Last updated Nov 29, 2025
governmenteconomy
The IRS will aggressively investigate OpenAI’s nonprofit/for-profit structure (similar to its prior investigation of Mozilla), including potential tax issues arising from the IP transfer and employee equity/secondary sales.
So I think the IRS is going to be on this like crazy based upon what happened to Mozilla, which was.View on YouTube
Explanation

Public reporting shows significant pressure on regulators over OpenAI’s nonprofit/for‑profit setup, but no clear confirmation that the IRS itself has launched (let alone “aggressively” pursued) a tax investigation comparable to the Mozilla case.

Key points:

  • Investigative reporting based on OpenAI’s IRS tax‑exempt application highlights how far it has shifted from its original nonprofit commitments and notes that nonprofit‑law experts question whether its structure still fits charitable rules, but these pieces do not report any IRS enforcement action—only potential exposure. (apnews.com)
  • Other U.S. regulators have opened formal probes (e.g., the FTC’s investigation of OpenAI over privacy and cybersecurity issues), showing substantial federal scrutiny, but this is unrelated to tax/nonprofit status. (foley.com)
  • State authorities, especially the California Attorney General, are reported to be examining OpenAI’s conversion and asset-transfer issues, again underscoring legal and regulatory concern over the nonprofit/for‑profit boundary—but that’s state charity regulation, not the IRS. (route-fifty.com)
  • In July 2025, watchdog group The Midas Project filed a formal complaint with the IRS alleging OpenAI’s structure and Sam Altman’s dual roles may violate tax‑exemption rules, and multiple outlets covered this and explicitly called on the IRS to investigate. Those stories consistently describe a complaint to the IRS and “calls” for an investigation, not a confirmed IRS action. (themidasproject.com)
  • At least one analysis piece frames the situation as OpenAI’s model being “under IRS scrutiny,” but on inspection it is describing the watchdog complaint and possible or hypothetical consequences (“the opening of an IRS investigation could have…”), not citing any official confirmation that such an investigation has begun. (datastudios.org)
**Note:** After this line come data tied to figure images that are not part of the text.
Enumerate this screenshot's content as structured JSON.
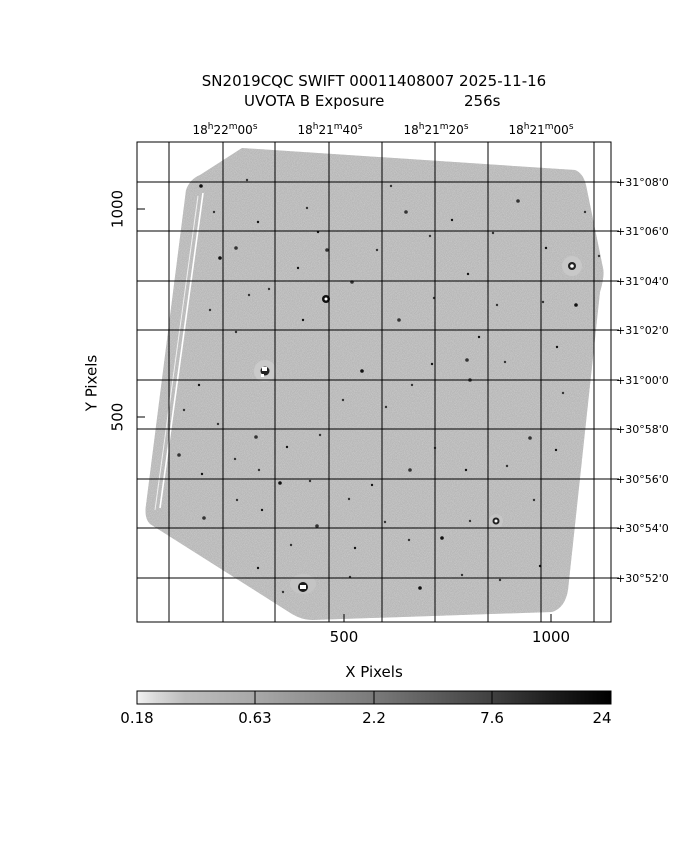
{
  "title": {
    "line1": "SN2019CQC  SWIFT  00011408007  2025-11-16",
    "line2_label": "UVOTA  B  Exposure",
    "line2_value": "256s"
  },
  "ra_ticks": [
    {
      "h": "18",
      "hu": "h",
      "m": "22",
      "mu": "m",
      "s": "00",
      "su": "s"
    },
    {
      "h": "18",
      "hu": "h",
      "m": "21",
      "mu": "m",
      "s": "40",
      "su": "s"
    },
    {
      "h": "18",
      "hu": "h",
      "m": "21",
      "mu": "m",
      "s": "20",
      "su": "s"
    },
    {
      "h": "18",
      "hu": "h",
      "m": "21",
      "mu": "m",
      "s": "00",
      "su": "s"
    }
  ],
  "dec_ticks": [
    "+31°08'0",
    "+31°06'0",
    "+31°04'0",
    "+31°02'0",
    "+31°00'0",
    "+30°58'0",
    "+30°56'0",
    "+30°54'0",
    "+30°52'0"
  ],
  "x_axis": {
    "label": "X Pixels",
    "ticks": [
      "500",
      "1000"
    ]
  },
  "y_axis": {
    "label": "Y Pixels",
    "ticks": [
      "1000",
      "500"
    ]
  },
  "colorbar": {
    "ticks": [
      "0.18",
      "0.63",
      "2.2",
      "7.6",
      "24"
    ]
  }
}
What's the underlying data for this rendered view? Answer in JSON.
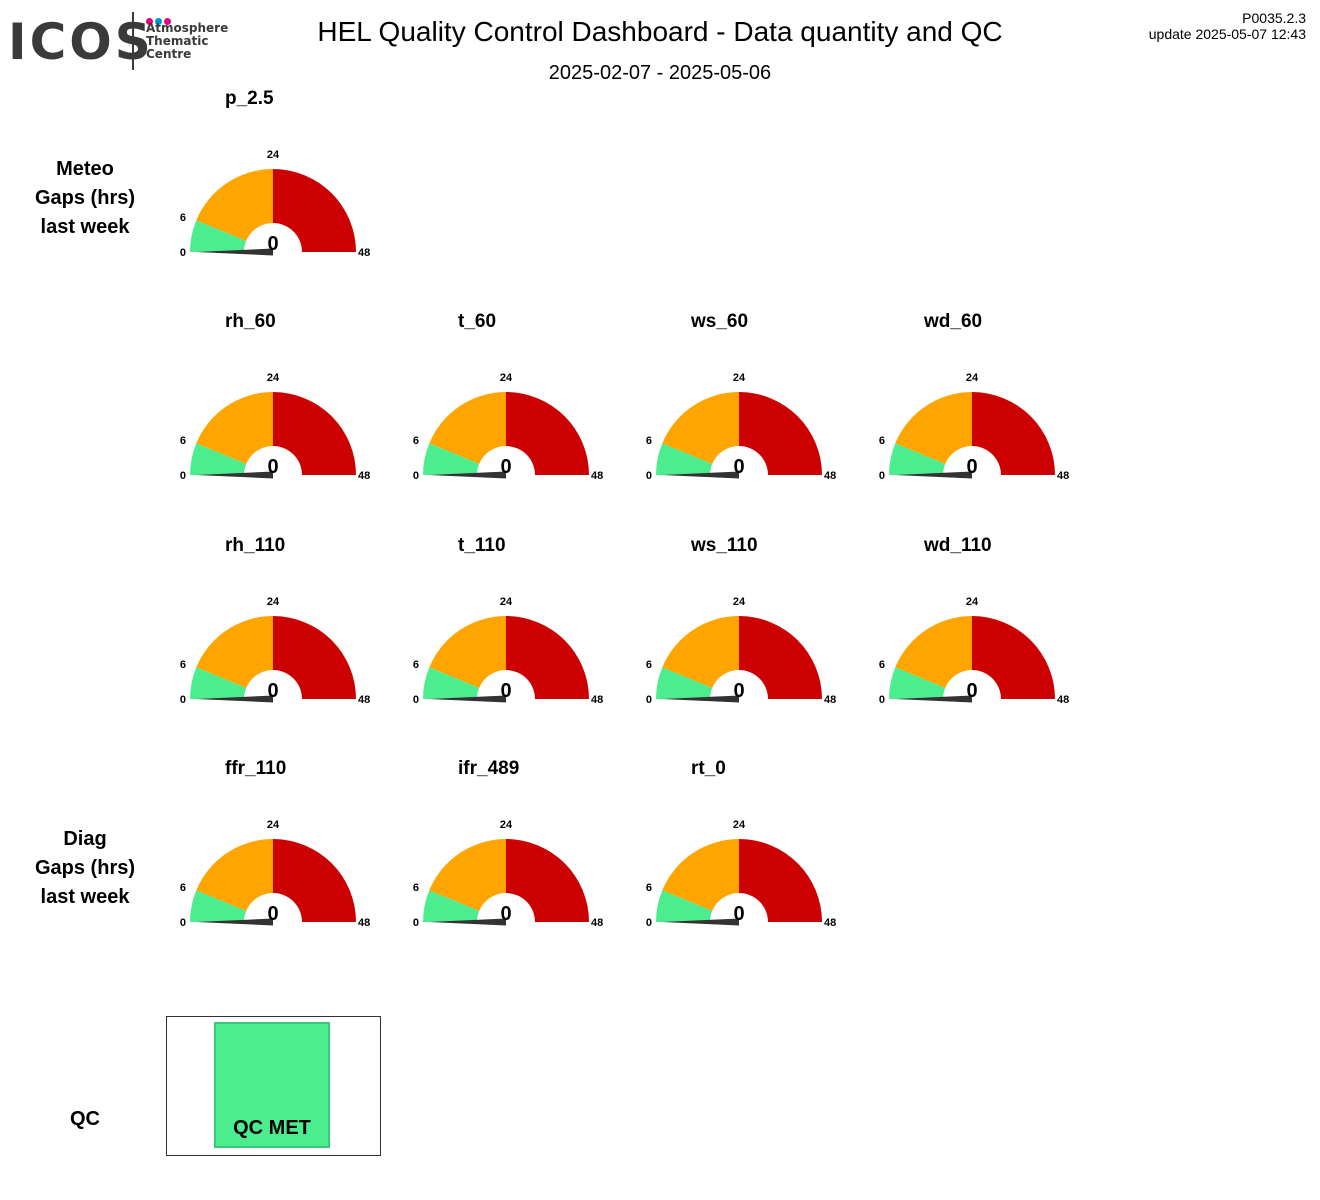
{
  "logo": {
    "word": "ICOS",
    "lines": [
      "Atmosphere",
      "Thematic",
      "Centre"
    ],
    "dot_colors": [
      "#e6007e",
      "#0095d9",
      "#e6007e"
    ]
  },
  "header": {
    "title": "HEL  Quality Control Dashboard - Data quantity and QC",
    "period": "2025-02-07 - 2025-05-06",
    "version": "P0035.2.3",
    "update": "update  2025-05-07 12:43"
  },
  "row_labels": {
    "meteo": [
      "Meteo",
      "Gaps (hrs)",
      "last week"
    ],
    "diag": [
      "Diag",
      "Gaps (hrs)",
      "last week"
    ],
    "qc": "QC"
  },
  "colors": {
    "green": "#4ced8f",
    "orange": "#ffa500",
    "red": "#cc0000",
    "needle": "#333333"
  },
  "chart_data": {
    "type": "gauge",
    "unit": "hours",
    "range": [
      0,
      48
    ],
    "ticks": [
      0,
      6,
      24,
      48
    ],
    "bands": [
      {
        "from": 0,
        "to": 6,
        "color": "#4ced8f"
      },
      {
        "from": 6,
        "to": 24,
        "color": "#ffa500"
      },
      {
        "from": 24,
        "to": 48,
        "color": "#cc0000"
      }
    ],
    "gauges": [
      {
        "name": "p_2.5",
        "value": 0
      },
      {
        "name": "rh_60",
        "value": 0
      },
      {
        "name": "t_60",
        "value": 0
      },
      {
        "name": "ws_60",
        "value": 0
      },
      {
        "name": "wd_60",
        "value": 0
      },
      {
        "name": "rh_110",
        "value": 0
      },
      {
        "name": "t_110",
        "value": 0
      },
      {
        "name": "ws_110",
        "value": 0
      },
      {
        "name": "wd_110",
        "value": 0
      },
      {
        "name": "ffr_110",
        "value": 0
      },
      {
        "name": "ifr_489",
        "value": 0
      },
      {
        "name": "rt_0",
        "value": 0
      }
    ]
  },
  "qc": {
    "label": "QC MET",
    "status_color": "#4ced8f"
  }
}
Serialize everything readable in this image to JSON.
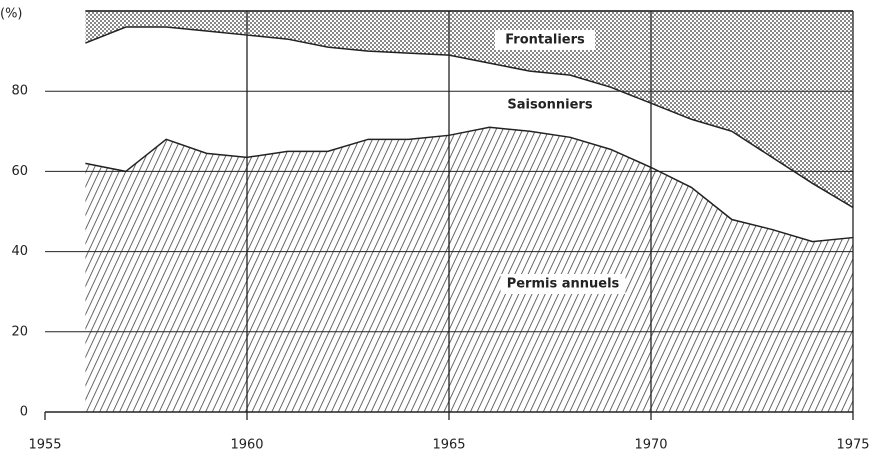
{
  "chart_data": {
    "type": "stacked_area",
    "y_label": "(%)",
    "x": [
      1956,
      1957,
      1958,
      1959,
      1960,
      1961,
      1962,
      1963,
      1964,
      1965,
      1966,
      1967,
      1968,
      1969,
      1970,
      1971,
      1972,
      1973,
      1974,
      1975
    ],
    "series": [
      {
        "name": "Permis annuels",
        "color": "#444444",
        "pattern": "hatch",
        "values": [
          62,
          60,
          68,
          64.5,
          63.5,
          65,
          65,
          68,
          68,
          69,
          71,
          70,
          68.5,
          65.5,
          61,
          56,
          48,
          45.5,
          42.5,
          43.5
        ]
      },
      {
        "name": "Saisonniers",
        "color": "#ffffff",
        "pattern": "none",
        "values": [
          30,
          36,
          28,
          30.5,
          30.5,
          28,
          26,
          22,
          21.5,
          20,
          16,
          15,
          15.5,
          15.5,
          16,
          17,
          22,
          18,
          14.5,
          7.5
        ]
      },
      {
        "name": "Frontaliers",
        "color": "#444444",
        "pattern": "dots",
        "values": [
          8,
          4,
          4,
          5,
          6,
          7,
          9,
          10,
          10.5,
          11,
          13,
          15,
          16,
          19,
          23,
          27,
          30,
          36.5,
          43,
          49
        ]
      }
    ],
    "xlim": [
      1955,
      1975
    ],
    "xticks": [
      1955,
      1960,
      1965,
      1970,
      1975
    ],
    "ylim": [
      0,
      100
    ],
    "yticks": [
      0,
      20,
      40,
      60,
      80
    ],
    "grid": true
  }
}
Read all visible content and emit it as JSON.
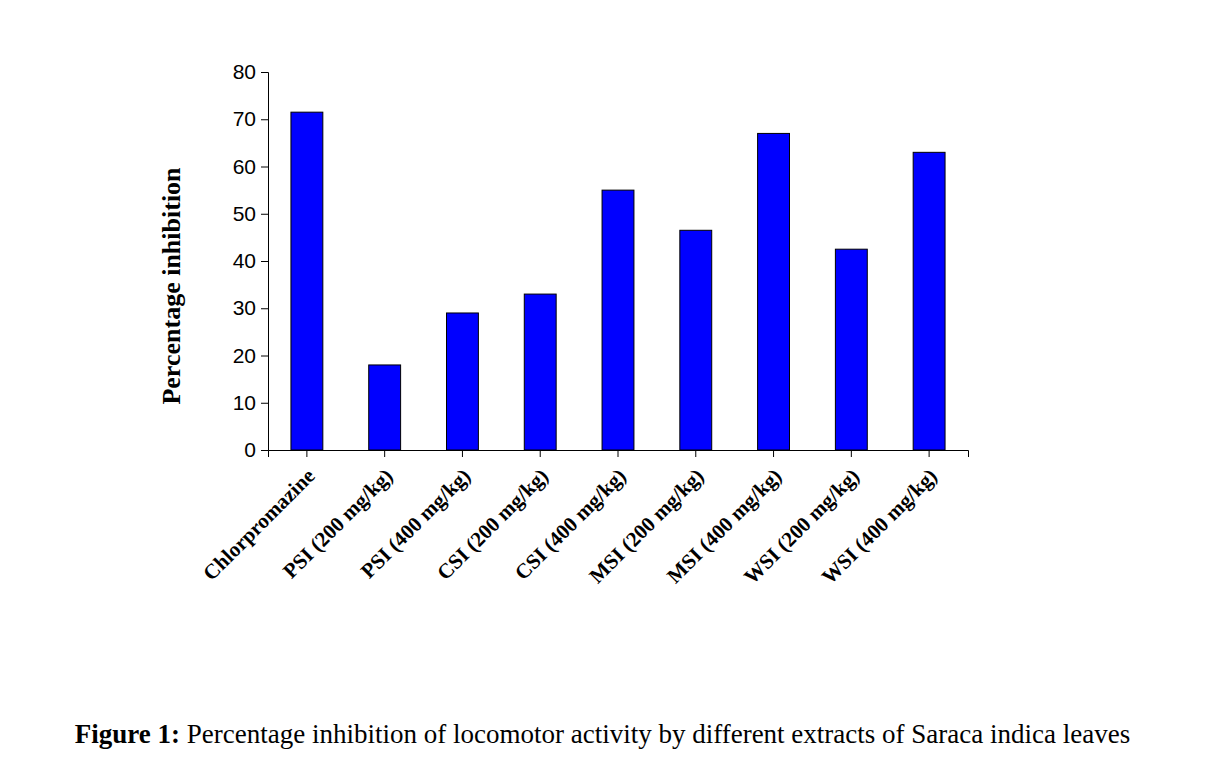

Because IRS examinations of specific taxpayers are generally confidential unless they surface through litigation or official statements, the absence of reporting doesn’t prove there is no investigation. Conversely, the available coverage never confirms that the IRS is “on this like crazy” in the way Jason predicted; all we can see is external pressure and speculation.

Given that:

  • Sufficient time has passed since March 2024 that such an investigation could exist, but
  • IRS actions, if any, are opaque and not publicly documented,

we can’t reliably say whether the prediction is right or wrong based on public evidence. That makes the outcome ambiguous under your rubric.